The Tim Tebow Circus is now a reality the Mets can’t escape from, at least for the interim. The former Heisman Trophy winning quarterback, and NFL bust made his debut at Mets minor league camp this week unlike any minor league player in history.
Tell me, what minor league prospect, even the most highly touted ones, get a press conference on his first day in camp? Tell me, what minor leaguer gets driven around the complex in a golf cart? Tell me, what minor leaguer gets mobbed by throngs of adoring fans? Tell me, what minor leaguer gets to speak to the team owner during BP?

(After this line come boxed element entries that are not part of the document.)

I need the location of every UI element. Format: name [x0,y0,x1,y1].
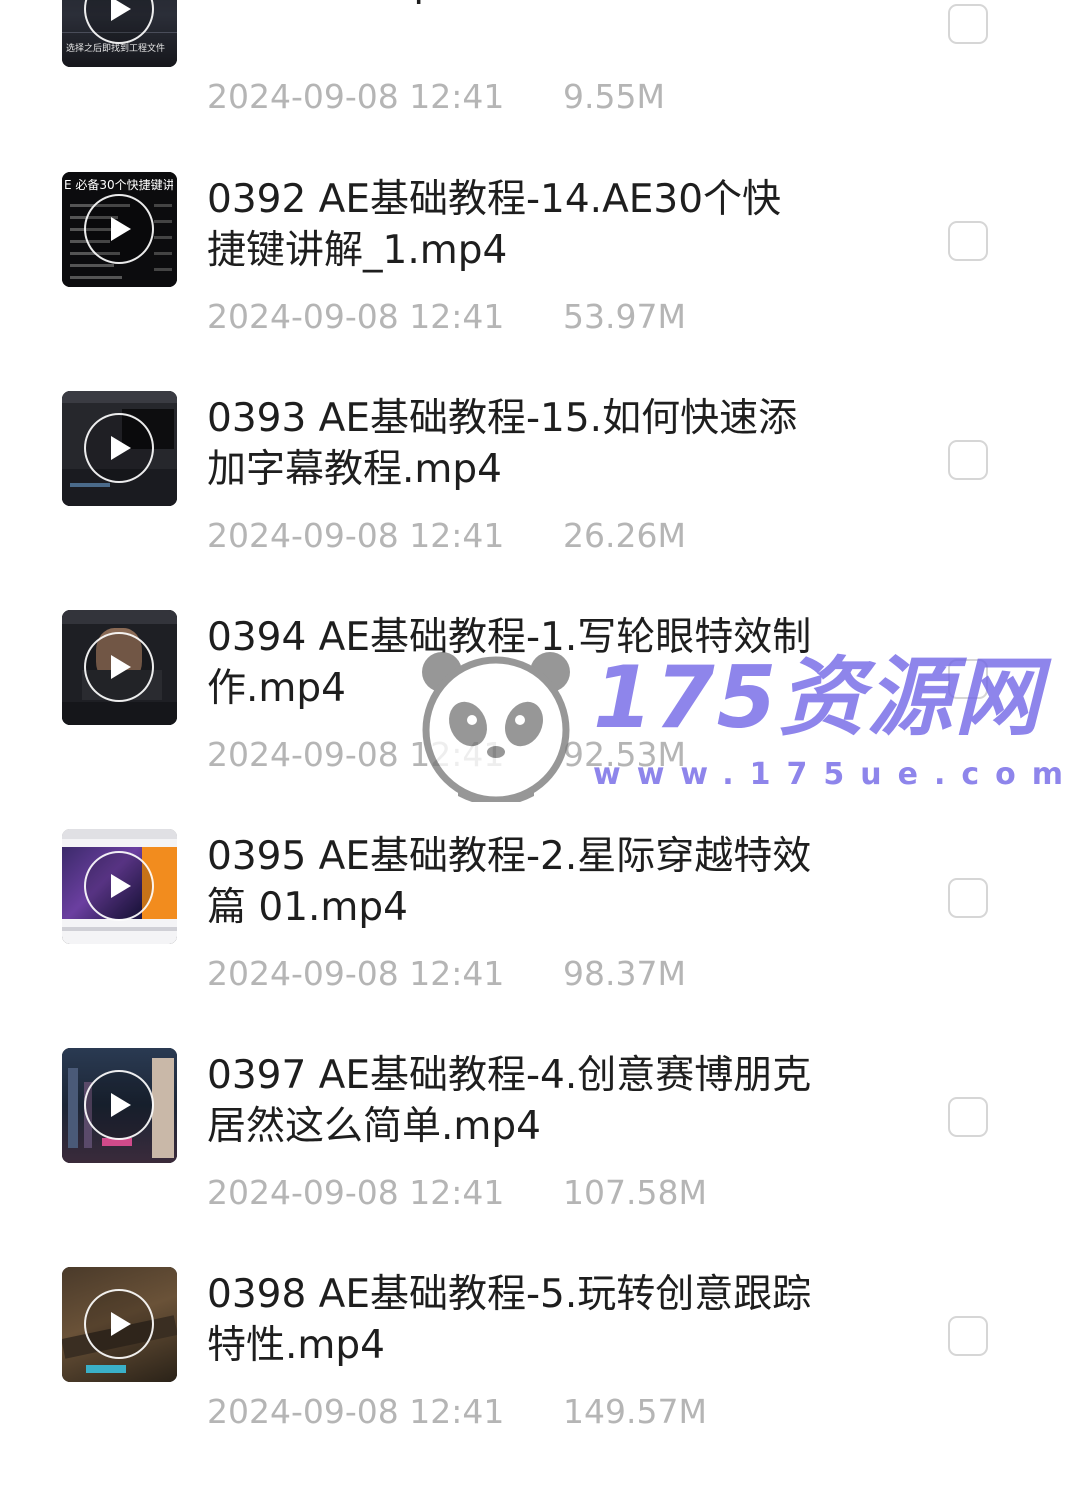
video-thumbnail[interactable]: E 必备30个快捷键讲 [62,172,177,287]
file-size: 26.26M [563,516,686,555]
play-icon [111,655,131,679]
thumbnail-caption: 选择之后即找到工程文件 [66,44,166,54]
file-title: 0397 AE基础教程-4.创意赛博朋克居然这么简单.mp4 [207,1053,812,1149]
select-checkbox[interactable] [948,4,988,44]
list-item[interactable]: 0398 AE基础教程-5.玩转创意跟踪特性.mp4 2024-09-08 12… [0,1267,1080,1486]
play-icon [111,217,131,241]
file-title: 工程文件.mp4 [207,0,817,9]
file-meta: 2024-09-08 12:41 107.58M [207,1173,707,1213]
list-item[interactable]: 0395 AE基础教程-2.星际穿越特效篇 01.mp4 2024-09-08 … [0,829,1080,1048]
file-size: 9.55M [563,77,665,116]
file-title: 0395 AE基础教程-2.星际穿越特效篇 01.mp4 [207,834,812,930]
play-icon [111,436,131,460]
file-size: 53.97M [563,297,686,336]
file-meta: 2024-09-08 12:41 9.55M [207,77,665,117]
file-list: 选择之后即找到工程文件 工程文件.mp4 2024-09-08 12:41 9.… [0,0,1080,1444]
video-thumbnail[interactable] [62,1267,177,1382]
select-checkbox[interactable] [948,1316,988,1356]
list-item[interactable]: 选择之后即找到工程文件 工程文件.mp4 2024-09-08 12:41 9.… [0,0,1080,171]
file-size: 98.37M [563,954,686,993]
play-icon [111,1093,131,1117]
file-date: 2024-09-08 12:41 [207,735,505,774]
video-thumbnail[interactable] [62,610,177,725]
file-date: 2024-09-08 12:41 [207,77,505,116]
file-size: 149.57M [563,1392,707,1431]
file-size: 92.53M [563,735,686,774]
play-button[interactable] [84,194,154,264]
video-thumbnail[interactable] [62,391,177,506]
list-item[interactable]: 0397 AE基础教程-4.创意赛博朋克居然这么简单.mp4 2024-09-0… [0,1048,1080,1267]
file-title: 0398 AE基础教程-5.玩转创意跟踪特性.mp4 [207,1272,812,1368]
thumbnail-caption: E 必备30个快捷键讲 [64,179,173,192]
play-button[interactable] [84,1070,154,1140]
file-meta: 2024-09-08 12:41 149.57M [207,1392,707,1432]
play-button[interactable] [84,632,154,702]
play-icon [111,0,131,21]
play-icon [111,874,131,898]
select-checkbox[interactable] [948,659,988,699]
file-date: 2024-09-08 12:41 [207,516,505,555]
file-size: 107.58M [563,1173,707,1212]
file-title: 0392 AE基础教程-14.AE30个快捷键讲解_1.mp4 [207,177,782,273]
select-checkbox[interactable] [948,1097,988,1137]
select-checkbox[interactable] [948,878,988,918]
list-item[interactable]: E 必备30个快捷键讲 0392 AE基础教程-14.AE30个快捷键讲解_1.… [0,172,1080,391]
list-item[interactable]: 0393 AE基础教程-15.如何快速添加字幕教程.mp4 2024-09-08… [0,391,1080,610]
file-date: 2024-09-08 12:41 [207,297,505,336]
file-date: 2024-09-08 12:41 [207,1173,505,1212]
video-thumbnail[interactable]: 选择之后即找到工程文件 [62,0,177,67]
video-thumbnail[interactable] [62,1048,177,1163]
file-meta: 2024-09-08 12:41 26.26M [207,516,686,556]
file-date: 2024-09-08 12:41 [207,954,505,993]
file-meta: 2024-09-08 12:41 98.37M [207,954,686,994]
file-date: 2024-09-08 12:41 [207,1392,505,1431]
play-icon [111,1312,131,1336]
play-button[interactable] [84,851,154,921]
play-button[interactable] [84,413,154,483]
list-item[interactable]: 0394 AE基础教程-1.写轮眼特效制作.mp4 2024-09-08 12:… [0,610,1080,829]
select-checkbox[interactable] [948,440,988,480]
play-button[interactable] [84,1289,154,1359]
video-thumbnail[interactable] [62,829,177,944]
file-meta: 2024-09-08 12:41 92.53M [207,735,686,775]
file-meta: 2024-09-08 12:41 53.97M [207,297,686,337]
file-title: 0393 AE基础教程-15.如何快速添加字幕教程.mp4 [207,396,798,492]
select-checkbox[interactable] [948,221,988,261]
file-title: 0394 AE基础教程-1.写轮眼特效制作.mp4 [207,615,812,711]
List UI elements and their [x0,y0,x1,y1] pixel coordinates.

There aren’t any. Especially for a guy who has never faced live pitching at any level of professional baseball. Unless you count the instructional fall league, where Tebow hit a scintillating .194.

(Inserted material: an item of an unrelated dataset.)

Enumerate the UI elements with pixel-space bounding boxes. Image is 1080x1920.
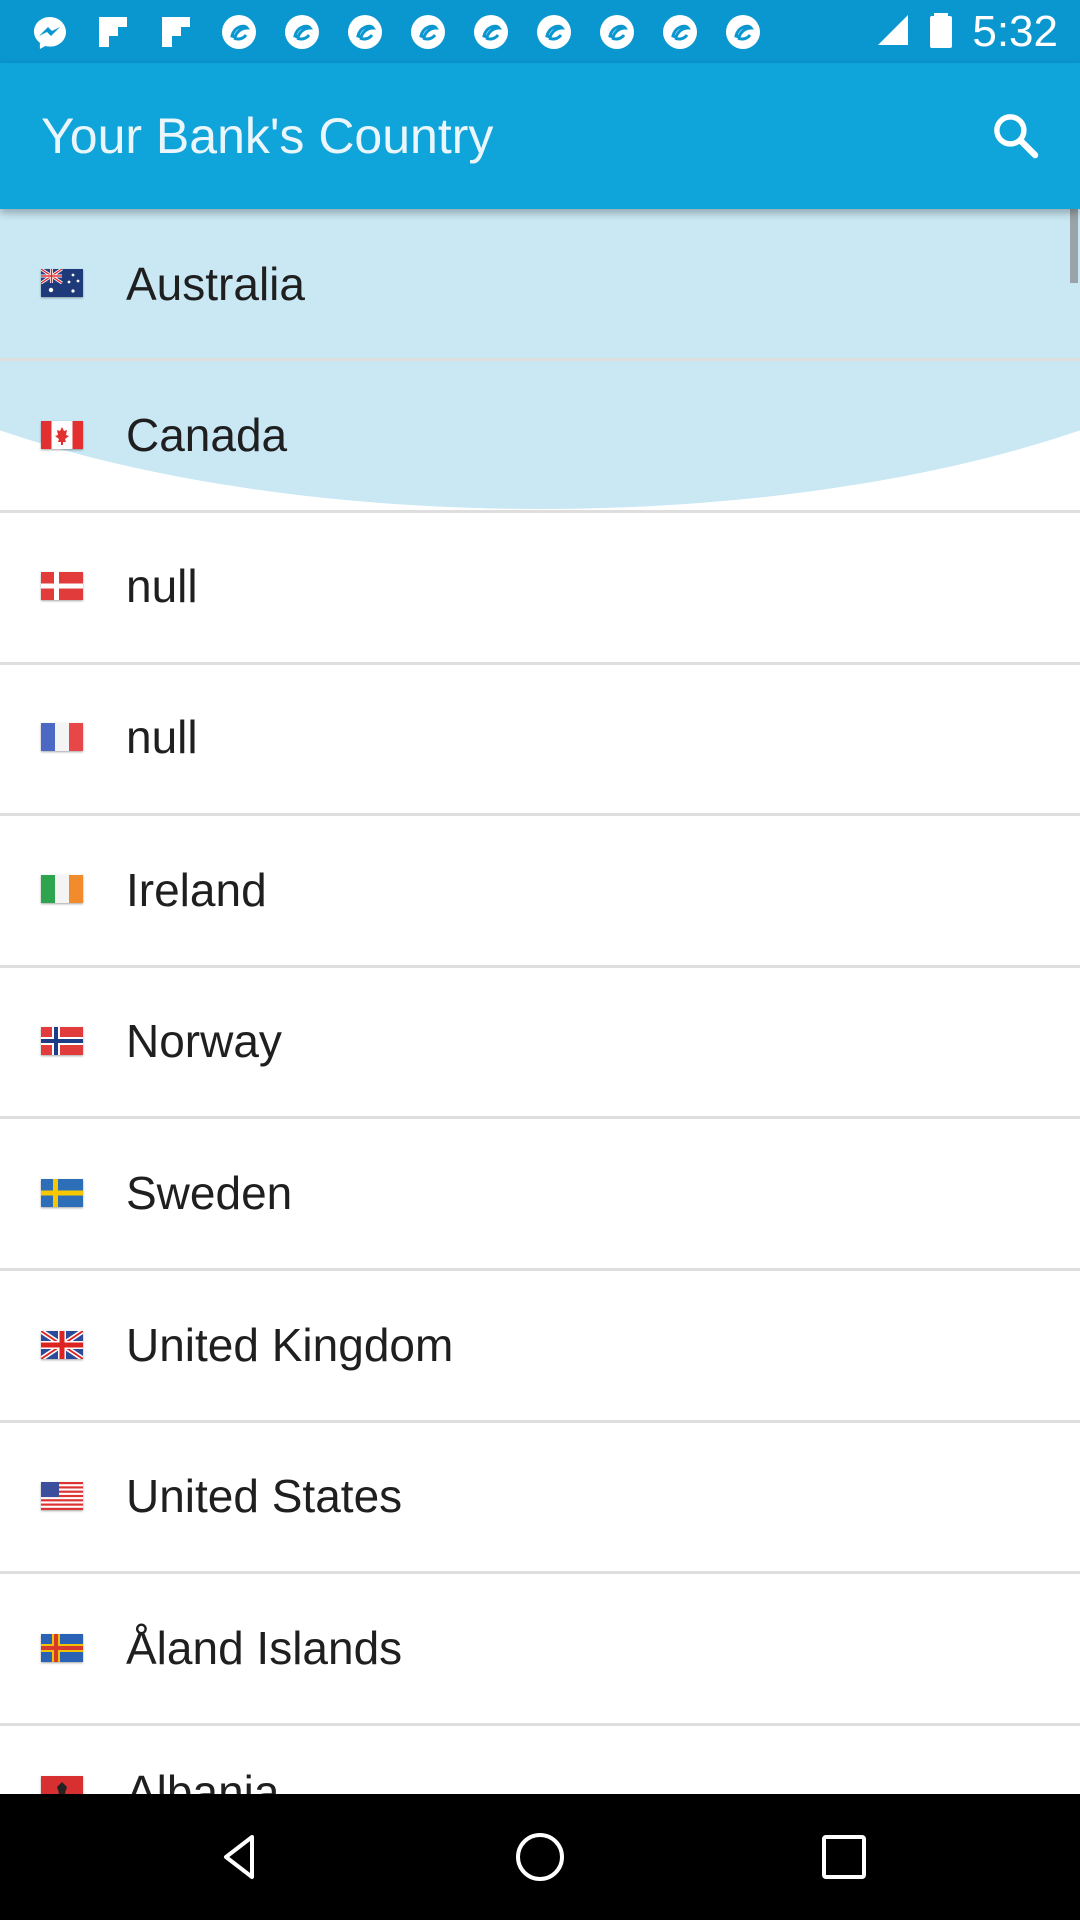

The last time a player this insignificant to the opening day roster held a press conference, the New York Jets held one for a third string quarter… oh wait…that was Tebow too.
When asked about his goal to getting to the Major League’s Tebow had this to say:
“[The majors] is not just the ultimate goal. The ultimate goal is to be able to enjoy it every day, and I can honestly say I’ve had so much fun training, pursuing it and getting hits, striking out, whatever.”
That is a big change from where Tebow was back in the fall when he was trying to convince teams that he had what it takes to be a Major League level ballplayer. Now he’s just happy to be there.
If that is the case, then what is the point to all of this? T-shirt sales?
This is the show that the Mets invested in when they signed Tebow back in September. As a man, by all accounts, Tebow is an excellent role model; one we wish was more prevalent in today’s sports. On the other hand, as an athlete, Tebow has always been a complete and total enigma and exhibitionist.
Tebow teases us with his raw athletic ability, and then baffles us with his lack of fundamentals. When Tebow was the quarterback of the Denver Broncos he was not an accurate passer, but his grit and determination, combined with the fact that he had the ability to drop a dime to a wide receiver made football junkies salivate.
He’s doing the same here with the Mets. Just the other day he crushed nine home runs on 40 swings in batting practice. The guy has pop, but in game situations, Tebow proven already he’s too raw to be a MiLB outfielder, and not discipline at the plate enough to hit even the best of minor league pitching.
Is Tebow a distraction? The answer is no, as long as the Mets don’t allow him to become one. However, the New York Post reported that team officials are open to the idea of playing Tebow in Grapefruit League action. And already Mets captain David Wright is answering questions on Tebow.
“If he comes over we will do everything we can to welcome him with open arms and do anything we can to help him out or answering questions if he has any. The guy is a tremendous athlete,” Wright said.
Oh no, too late! Please Mets, don’t do it. Stop now!
Spring Training is supposed to be a time to hone skills and get ready for the season. It is not a time for sideshow events in order to put butts in the seats in Spring Training. (Sue me, I’m idealistic).
This is a team with championship aspirations; they should be able to bypass the media blitz that comes with Tebow fairly well. By April this will be a non-story after Tebow is cut, but for the sake of allowing serious minor league prospects see more time on the field in Spring Training, the Mets should dump Tebowmania as soon as possible.